1. An optical imaging apparatus, the apparatus comprising:

-a housing (2);

-an optical system (2a) having at least two optical components, the relative distance of which can be adjusted to set the focal length of the optical system (2 a);

-an adjustment device (5) for adjusting the distance between the two optical components, the adjustment device being coupled to at least one of the two optical components;

-a detection device (11) for detecting the relative position between said optical components;

-a processor (16) in signal connection with said detection means (11) for converting position data obtained from the detection means (11) into a focal length of said optical system;

-an output device (17) in signal connection with the processor (16) for readably displaying the converted focal distance; and

-an energy supply device for said detection device (11), processor (16) and output device (17),

-wherein the adjustment device (5) comprises a movable adjustment wheel, and the detection device (11) comprises an electric potential sensor for detecting the current position of the adjustment wheel,

-wherein the electric potential sensor of the detection device (11) comprises a wiper (10) rigidly connected to the at least one adjustable optical component, and a wiper contact (12) fixed to the housing (2).

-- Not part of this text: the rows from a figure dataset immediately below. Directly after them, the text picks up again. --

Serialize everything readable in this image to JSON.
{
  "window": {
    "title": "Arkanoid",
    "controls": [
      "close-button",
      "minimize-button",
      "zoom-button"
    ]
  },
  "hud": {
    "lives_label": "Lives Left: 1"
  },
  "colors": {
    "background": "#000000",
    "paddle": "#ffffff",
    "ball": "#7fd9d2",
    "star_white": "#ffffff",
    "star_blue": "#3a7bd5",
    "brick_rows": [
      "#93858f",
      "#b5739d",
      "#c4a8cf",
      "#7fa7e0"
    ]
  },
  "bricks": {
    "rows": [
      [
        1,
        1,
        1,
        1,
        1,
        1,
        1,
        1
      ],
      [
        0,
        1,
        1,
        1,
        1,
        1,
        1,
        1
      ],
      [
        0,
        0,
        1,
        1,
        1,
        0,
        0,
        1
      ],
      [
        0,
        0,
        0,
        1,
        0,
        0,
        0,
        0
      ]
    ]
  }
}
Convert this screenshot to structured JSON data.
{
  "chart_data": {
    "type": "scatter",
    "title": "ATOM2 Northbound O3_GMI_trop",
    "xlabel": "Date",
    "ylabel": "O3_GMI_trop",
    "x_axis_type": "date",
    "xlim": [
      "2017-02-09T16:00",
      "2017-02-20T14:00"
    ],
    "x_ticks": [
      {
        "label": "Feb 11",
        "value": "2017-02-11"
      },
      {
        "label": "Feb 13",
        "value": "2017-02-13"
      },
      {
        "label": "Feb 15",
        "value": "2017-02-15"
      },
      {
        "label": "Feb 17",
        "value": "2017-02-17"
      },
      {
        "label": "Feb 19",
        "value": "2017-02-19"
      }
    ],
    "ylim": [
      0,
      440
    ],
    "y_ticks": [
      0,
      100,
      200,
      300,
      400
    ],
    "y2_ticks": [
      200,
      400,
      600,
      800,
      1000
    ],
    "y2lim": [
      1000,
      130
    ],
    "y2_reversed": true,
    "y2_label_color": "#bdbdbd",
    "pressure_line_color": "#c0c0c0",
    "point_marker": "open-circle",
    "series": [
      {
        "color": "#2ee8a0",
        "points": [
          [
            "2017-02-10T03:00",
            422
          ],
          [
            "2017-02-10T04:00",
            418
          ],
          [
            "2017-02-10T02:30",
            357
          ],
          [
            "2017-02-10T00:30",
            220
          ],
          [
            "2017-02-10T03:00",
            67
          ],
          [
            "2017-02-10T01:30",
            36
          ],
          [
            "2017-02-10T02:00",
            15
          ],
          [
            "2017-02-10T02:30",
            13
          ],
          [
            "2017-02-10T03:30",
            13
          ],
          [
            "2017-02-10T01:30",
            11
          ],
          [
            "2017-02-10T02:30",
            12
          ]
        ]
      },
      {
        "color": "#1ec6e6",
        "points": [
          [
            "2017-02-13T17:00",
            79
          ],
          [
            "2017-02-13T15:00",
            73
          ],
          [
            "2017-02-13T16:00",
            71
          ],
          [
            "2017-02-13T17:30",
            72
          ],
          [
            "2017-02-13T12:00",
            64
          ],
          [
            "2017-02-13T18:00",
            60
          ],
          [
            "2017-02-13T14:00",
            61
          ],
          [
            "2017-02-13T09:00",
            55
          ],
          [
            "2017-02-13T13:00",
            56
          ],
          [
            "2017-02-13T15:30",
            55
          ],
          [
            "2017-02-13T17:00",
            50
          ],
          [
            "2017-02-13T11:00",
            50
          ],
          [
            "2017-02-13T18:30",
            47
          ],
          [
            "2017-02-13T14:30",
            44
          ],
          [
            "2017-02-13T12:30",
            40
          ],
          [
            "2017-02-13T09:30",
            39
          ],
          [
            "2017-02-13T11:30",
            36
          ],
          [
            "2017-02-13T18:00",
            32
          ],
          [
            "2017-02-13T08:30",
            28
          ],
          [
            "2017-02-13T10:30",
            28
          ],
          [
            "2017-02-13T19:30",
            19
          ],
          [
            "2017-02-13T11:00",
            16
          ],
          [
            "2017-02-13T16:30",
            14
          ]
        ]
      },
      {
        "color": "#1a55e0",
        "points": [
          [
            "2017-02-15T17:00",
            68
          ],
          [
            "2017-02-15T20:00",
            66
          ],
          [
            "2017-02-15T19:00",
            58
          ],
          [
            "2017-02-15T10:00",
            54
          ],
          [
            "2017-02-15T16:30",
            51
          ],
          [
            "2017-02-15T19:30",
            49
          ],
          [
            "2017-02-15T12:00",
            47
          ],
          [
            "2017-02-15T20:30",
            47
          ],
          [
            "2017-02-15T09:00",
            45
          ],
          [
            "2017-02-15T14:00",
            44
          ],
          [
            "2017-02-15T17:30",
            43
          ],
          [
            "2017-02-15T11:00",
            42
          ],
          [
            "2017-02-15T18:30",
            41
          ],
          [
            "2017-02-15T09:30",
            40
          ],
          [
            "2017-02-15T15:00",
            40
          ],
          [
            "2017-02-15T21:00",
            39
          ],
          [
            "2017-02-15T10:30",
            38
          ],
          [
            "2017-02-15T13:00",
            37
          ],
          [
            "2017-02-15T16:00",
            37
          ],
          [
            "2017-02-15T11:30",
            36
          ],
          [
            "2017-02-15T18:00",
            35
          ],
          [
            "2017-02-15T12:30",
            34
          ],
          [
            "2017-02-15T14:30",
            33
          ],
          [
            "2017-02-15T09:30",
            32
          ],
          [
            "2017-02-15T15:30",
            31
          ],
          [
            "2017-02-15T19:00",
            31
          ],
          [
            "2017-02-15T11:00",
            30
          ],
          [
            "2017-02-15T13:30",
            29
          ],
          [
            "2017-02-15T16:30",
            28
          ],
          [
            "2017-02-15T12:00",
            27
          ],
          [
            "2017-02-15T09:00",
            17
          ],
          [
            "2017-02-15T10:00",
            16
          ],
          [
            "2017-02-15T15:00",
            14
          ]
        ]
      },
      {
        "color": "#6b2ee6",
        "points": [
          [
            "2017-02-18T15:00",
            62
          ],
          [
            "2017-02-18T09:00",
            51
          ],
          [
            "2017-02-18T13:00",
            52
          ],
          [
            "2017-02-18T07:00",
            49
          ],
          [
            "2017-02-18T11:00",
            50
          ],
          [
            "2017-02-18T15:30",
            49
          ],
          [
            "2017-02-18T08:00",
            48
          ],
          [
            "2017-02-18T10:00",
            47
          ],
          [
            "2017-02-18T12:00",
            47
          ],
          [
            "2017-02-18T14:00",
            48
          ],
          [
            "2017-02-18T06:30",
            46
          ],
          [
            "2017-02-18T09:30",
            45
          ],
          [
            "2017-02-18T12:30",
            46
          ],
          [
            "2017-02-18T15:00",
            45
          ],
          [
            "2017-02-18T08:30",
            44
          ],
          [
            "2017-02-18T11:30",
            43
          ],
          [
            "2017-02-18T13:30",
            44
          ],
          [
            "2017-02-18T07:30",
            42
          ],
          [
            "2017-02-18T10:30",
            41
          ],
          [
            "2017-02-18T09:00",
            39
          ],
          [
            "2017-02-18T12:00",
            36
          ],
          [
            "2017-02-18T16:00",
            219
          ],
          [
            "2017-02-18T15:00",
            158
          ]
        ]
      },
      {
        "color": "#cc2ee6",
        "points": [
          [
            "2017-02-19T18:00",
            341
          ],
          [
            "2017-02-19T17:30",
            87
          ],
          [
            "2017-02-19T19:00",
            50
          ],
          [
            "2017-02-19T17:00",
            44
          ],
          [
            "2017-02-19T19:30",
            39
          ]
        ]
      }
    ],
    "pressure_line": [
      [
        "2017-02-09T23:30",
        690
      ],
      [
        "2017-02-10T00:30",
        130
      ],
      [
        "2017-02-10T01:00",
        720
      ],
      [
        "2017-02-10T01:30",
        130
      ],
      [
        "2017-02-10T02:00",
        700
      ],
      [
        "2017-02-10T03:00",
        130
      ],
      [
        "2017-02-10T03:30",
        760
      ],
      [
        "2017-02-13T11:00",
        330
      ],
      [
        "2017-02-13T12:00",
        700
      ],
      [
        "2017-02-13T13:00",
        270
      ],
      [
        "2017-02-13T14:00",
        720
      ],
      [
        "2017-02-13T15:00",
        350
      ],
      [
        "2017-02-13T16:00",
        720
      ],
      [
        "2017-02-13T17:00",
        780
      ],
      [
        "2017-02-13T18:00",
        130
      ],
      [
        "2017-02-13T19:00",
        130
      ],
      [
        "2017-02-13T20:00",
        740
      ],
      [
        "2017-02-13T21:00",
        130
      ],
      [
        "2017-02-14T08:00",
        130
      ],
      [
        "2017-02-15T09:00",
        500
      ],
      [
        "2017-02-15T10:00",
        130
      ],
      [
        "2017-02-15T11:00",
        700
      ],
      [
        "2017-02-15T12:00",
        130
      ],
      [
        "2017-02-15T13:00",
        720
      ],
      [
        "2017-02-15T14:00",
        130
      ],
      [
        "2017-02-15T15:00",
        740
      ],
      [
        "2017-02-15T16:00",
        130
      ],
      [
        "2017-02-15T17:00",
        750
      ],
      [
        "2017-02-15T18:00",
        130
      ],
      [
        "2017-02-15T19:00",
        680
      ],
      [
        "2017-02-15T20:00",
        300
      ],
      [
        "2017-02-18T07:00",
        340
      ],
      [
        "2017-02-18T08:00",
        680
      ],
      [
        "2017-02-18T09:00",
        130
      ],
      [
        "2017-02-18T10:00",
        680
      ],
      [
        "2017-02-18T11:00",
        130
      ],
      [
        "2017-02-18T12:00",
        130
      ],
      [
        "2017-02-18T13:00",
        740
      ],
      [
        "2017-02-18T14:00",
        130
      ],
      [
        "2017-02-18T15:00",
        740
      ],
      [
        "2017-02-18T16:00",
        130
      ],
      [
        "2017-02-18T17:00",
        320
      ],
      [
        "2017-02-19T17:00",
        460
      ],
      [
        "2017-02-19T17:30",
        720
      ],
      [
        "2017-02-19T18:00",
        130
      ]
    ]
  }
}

2. An optical device according to claim 1, characterized in that the output device (17) is a liquid crystal display.

3. An optical device according to claim 1, characterized in that the device comprises an operating button (19) for temporarily activating said detecting means (11) and/or said output means (17).

4. An optical device according to claim 1, characterized in that the detection means (11) are powered by a ribbon cable (13).

5. An optical device according to claim 1, wherein the optical device is a binocular.

6. An optical device according to claim 1, wherein the optical device is a telescope.

7. An optical device according to claim 1, characterized in that the energy supply means is at least one battery (18).